Wenn wir ein erfolgreiches Projekt Revue passieren lassen, kann es sein, dass uns Errungenschaften wie auch Fehler ins Auge fallen, die uns zuzuschreiben sind. Wenn der Projektablauf aus eigener Sicht beispielsweise sehr gut lief, weil wir selbst die Organisation übernommen haben. Hier ist die Anerkennung der eigenen Leistung definitiv angebracht und sich selbst über den eigenen Erfolg zu freuen, gibt ein gutes Gefühl. Sei aber vorsichtig mit übertriebenem Eigenlob. Behalte im Hinterkopf, dass die Arbeit oft auch auf Teamleistung basiert, vorausgesetzt Du arbeitest mit anderen zusammen. Aufgrund dessen ist das Bewusstsein über die eigene Rolle und die der Teammitglieder ein wichtiger Teil, um fair zu bleiben.

Team Fistbump

Wenn uns im Projektverlauf ein Fehler unterlaufen ist, so müssen wir auch diesen anerkennen.
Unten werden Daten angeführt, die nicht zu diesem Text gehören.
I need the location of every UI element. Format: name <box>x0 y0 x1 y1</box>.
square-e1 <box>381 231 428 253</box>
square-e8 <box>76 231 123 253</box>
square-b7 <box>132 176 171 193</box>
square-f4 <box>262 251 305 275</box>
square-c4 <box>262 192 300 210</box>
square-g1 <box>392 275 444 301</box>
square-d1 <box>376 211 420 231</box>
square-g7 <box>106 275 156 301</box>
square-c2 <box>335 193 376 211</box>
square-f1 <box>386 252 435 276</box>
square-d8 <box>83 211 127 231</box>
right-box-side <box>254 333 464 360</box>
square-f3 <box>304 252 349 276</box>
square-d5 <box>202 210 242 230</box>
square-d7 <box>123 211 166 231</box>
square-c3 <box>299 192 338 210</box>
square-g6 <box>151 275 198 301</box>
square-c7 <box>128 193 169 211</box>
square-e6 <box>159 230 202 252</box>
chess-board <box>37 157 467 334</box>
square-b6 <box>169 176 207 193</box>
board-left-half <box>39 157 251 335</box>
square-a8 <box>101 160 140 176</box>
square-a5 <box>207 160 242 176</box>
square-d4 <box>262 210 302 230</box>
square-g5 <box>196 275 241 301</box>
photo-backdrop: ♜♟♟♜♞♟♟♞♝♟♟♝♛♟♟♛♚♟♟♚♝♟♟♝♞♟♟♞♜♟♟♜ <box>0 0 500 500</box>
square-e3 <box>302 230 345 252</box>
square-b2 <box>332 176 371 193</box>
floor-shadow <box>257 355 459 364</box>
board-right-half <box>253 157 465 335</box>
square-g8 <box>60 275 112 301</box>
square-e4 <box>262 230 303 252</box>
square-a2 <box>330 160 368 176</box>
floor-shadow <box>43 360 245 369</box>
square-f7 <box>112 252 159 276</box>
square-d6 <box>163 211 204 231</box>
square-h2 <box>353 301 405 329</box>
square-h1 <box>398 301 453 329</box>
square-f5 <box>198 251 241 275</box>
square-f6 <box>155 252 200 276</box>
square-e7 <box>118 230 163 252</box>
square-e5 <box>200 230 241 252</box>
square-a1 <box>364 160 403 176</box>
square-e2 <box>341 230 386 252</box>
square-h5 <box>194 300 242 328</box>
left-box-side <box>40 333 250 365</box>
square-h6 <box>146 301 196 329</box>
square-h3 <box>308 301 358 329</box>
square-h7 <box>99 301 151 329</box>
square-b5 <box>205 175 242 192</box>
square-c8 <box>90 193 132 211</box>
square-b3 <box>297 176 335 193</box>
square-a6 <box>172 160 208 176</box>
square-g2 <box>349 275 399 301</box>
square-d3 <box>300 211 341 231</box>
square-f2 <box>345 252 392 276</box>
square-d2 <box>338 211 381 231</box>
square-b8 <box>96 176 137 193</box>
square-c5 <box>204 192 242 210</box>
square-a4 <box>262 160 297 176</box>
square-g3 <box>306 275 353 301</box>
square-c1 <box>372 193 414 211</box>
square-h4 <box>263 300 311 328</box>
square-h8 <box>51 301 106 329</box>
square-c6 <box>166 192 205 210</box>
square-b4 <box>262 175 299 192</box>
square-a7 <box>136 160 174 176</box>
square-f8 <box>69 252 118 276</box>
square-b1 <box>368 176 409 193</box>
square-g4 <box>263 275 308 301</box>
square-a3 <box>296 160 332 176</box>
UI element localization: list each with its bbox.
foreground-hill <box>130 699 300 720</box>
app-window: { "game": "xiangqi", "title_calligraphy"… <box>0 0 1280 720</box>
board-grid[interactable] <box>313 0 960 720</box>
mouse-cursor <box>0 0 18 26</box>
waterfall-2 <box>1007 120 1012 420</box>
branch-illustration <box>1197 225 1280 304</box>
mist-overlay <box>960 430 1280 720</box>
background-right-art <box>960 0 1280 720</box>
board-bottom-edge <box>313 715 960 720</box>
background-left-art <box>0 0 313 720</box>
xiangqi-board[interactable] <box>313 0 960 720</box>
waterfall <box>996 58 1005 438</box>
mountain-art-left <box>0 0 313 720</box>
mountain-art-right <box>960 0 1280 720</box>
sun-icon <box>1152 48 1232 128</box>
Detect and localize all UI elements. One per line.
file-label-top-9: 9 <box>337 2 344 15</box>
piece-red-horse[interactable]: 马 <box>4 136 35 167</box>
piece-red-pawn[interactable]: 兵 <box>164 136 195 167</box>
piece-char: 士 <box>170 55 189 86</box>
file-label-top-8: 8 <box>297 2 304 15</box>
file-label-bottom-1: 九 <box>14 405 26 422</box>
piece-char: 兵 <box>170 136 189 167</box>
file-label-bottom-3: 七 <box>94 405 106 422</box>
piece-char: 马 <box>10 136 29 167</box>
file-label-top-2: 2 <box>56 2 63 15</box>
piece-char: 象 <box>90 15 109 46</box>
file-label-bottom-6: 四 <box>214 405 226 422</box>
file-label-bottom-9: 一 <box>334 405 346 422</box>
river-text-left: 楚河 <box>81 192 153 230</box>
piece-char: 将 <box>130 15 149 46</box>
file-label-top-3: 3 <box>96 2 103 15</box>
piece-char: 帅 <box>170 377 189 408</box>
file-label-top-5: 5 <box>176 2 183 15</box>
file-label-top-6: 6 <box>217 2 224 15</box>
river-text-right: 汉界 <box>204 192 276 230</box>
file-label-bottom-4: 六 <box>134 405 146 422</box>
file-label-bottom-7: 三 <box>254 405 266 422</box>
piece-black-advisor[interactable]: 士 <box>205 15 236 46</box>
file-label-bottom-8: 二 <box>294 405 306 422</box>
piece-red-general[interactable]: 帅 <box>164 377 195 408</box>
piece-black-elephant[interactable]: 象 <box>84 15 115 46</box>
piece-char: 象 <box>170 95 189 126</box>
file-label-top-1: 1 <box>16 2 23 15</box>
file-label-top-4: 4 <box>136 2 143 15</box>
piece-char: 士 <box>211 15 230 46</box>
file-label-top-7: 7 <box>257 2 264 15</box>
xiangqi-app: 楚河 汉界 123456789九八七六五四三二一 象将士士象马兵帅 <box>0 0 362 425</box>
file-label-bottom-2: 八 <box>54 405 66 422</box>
Hier ist es wichtig, den Fehler anzunehmen, sich aber nicht in der Fehlersuche zu verlieren. Wir alle machen Fehler. Das ist menschlich. Setze Dich daher nicht selbst zu sehr unter Druck und versuche eine gesunde Balance zwischen Selbstkritik und Eigenlob herzustellen. Auch in den Medien beschäftigen sich viele mit dem Thema. In einer aufschlussreichen Kolumne der FAZ-Redakteurin Manon Priebe erzählt sie, wie sie ihre Unsicherheit im Umgang mit Lob bewältigt hat.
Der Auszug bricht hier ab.